Today, I was eating lunch alone at a restaurant and reading some news via my iPhone’s EDGE connection. Suddenly, Surfin’ Safari – Blog Archive » Optimizing Page Loading in the Web Browser made even more sense.

Apple has been putting actual dollars into making Safari and the underlying open source WebKit really, really fast. Safari 3 is significantly faster than Safari 2. There was another big speed boost after Safari 3.0.

Considering that the iPhone is much, much slower than the computers that Apple sells, squeezing more performance out of the browser will have a far greater visible impact on an iPhone than it would on a Mac (Dylan has an article about how Comet can improve iPhone browser performance, and Jason explained how Dojo Offline helps). Plus, current non-Apple (non-jailbreaked) iPhone applications are all web-based, and you’ll be able to use web techniques to make iPhone apps using the new SDK (just like Dashboard widgets). Boosting WebKit performance will speed up all of these.
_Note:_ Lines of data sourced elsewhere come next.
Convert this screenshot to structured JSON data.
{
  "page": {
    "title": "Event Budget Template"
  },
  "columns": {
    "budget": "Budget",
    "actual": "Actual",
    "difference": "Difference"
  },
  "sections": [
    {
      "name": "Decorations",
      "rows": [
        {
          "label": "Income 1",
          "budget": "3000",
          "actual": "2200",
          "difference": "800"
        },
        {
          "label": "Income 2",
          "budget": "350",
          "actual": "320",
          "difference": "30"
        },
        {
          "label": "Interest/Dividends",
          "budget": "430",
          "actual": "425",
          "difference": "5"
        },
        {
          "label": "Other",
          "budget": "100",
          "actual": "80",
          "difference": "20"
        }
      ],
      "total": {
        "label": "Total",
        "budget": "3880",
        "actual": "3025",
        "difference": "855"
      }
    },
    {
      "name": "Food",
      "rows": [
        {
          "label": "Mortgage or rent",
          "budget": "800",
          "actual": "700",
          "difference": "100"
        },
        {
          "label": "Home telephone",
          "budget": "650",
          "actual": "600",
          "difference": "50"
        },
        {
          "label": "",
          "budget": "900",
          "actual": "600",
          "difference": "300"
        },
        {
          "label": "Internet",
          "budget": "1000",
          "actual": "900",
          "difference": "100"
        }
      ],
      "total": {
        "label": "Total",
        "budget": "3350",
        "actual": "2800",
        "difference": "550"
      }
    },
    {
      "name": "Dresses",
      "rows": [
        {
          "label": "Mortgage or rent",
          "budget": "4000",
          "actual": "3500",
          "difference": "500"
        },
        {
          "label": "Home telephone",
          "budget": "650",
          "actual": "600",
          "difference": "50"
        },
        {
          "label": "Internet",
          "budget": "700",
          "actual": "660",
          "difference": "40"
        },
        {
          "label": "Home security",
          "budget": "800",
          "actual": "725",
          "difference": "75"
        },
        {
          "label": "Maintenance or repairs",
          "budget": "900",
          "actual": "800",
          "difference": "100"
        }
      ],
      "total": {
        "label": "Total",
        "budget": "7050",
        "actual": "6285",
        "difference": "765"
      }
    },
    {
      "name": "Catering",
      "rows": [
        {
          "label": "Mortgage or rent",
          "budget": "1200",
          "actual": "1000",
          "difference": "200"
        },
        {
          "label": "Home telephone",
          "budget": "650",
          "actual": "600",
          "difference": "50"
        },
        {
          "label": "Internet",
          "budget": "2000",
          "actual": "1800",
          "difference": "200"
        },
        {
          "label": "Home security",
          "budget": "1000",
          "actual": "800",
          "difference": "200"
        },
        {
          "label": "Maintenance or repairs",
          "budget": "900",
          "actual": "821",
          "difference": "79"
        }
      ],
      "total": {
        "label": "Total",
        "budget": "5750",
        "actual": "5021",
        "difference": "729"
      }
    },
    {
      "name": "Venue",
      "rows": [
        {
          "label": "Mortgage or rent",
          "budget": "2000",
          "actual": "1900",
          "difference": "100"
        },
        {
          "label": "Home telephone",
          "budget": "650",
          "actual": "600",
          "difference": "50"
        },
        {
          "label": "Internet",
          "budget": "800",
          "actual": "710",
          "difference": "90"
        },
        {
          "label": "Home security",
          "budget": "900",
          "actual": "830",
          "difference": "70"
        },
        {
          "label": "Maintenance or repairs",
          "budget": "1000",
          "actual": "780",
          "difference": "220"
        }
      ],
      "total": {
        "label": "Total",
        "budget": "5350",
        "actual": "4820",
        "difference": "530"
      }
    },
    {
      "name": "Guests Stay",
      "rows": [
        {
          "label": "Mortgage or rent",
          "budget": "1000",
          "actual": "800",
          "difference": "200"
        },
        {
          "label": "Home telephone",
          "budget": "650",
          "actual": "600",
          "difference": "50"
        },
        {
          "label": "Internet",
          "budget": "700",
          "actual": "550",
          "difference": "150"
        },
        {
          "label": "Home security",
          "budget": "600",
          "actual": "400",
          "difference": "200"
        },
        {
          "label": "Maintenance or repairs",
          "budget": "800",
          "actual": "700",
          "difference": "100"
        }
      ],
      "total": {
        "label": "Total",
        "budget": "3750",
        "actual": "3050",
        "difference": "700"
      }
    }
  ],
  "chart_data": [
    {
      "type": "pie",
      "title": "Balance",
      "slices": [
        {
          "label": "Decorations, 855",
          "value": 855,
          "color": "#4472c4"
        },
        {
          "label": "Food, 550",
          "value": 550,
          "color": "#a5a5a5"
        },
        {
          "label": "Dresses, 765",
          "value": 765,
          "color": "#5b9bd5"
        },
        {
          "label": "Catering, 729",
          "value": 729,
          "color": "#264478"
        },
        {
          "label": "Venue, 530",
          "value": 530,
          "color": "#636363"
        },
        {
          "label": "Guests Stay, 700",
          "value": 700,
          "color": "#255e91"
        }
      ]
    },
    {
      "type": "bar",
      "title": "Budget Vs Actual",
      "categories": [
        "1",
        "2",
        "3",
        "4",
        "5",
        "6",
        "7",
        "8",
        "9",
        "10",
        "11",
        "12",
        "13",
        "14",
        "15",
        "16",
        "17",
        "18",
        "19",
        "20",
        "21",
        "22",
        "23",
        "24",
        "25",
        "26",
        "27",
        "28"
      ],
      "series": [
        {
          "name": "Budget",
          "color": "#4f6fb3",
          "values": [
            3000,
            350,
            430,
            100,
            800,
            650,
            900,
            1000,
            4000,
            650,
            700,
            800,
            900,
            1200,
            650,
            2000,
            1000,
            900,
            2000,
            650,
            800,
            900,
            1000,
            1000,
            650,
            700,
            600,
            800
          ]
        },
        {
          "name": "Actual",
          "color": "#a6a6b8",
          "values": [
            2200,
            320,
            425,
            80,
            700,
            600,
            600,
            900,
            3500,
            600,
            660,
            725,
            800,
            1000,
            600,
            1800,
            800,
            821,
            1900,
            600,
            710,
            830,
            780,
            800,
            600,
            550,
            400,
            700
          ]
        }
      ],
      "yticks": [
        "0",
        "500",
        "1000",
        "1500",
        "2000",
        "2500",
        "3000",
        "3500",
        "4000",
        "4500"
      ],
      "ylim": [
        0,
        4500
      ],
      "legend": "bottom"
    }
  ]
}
As an iPhone user, I find that Safari works great with light, iPhone-optimized pages. Load up a more complex page, like CNN.com, and the page comes up slowly even over wifi. Apple’s handy User Agent Matrix gives us some clues that performance improvements are still on their way to the iPhone:

Platform Version Listed Safari Version WebKit Build
iPhone 1.0 3.0 420+
iPhone 1.1.2 3.0 420.1
MacOS 10.4.10 2.0.4 419.3
MacOS 10.5.1 3.0.4 523.10.3
MacOS 10.5.1 3.1 525.13

From those version numbers, it looks like the iPhone’s Safari sits somewhere between the Safari 2.0 and 3.0 that we know and love on the desktop. The WebKit developers have made significant advances since then, so I can’t wait to see how that translates into the user experience on the phone.

And now we see that blog post that talks about optimizing page loading times with particular attention to the effect of latency. Latency is high on the EDGE network. While the iPhone+EDGE combo has limited bandwidth, I would be surprised if this doesn’t improve the iPhone browsing experience some.

Of course, Apple has also been investing in making WebKit among the most standards-compliant browsers. That just implies that they’re trying to make the best browser they can, maybe because having a browser with millions of users is a decent-sized business. But continuing to try to squeeze even more performance out of an already fast browser seems to benefit the iPhone most of all.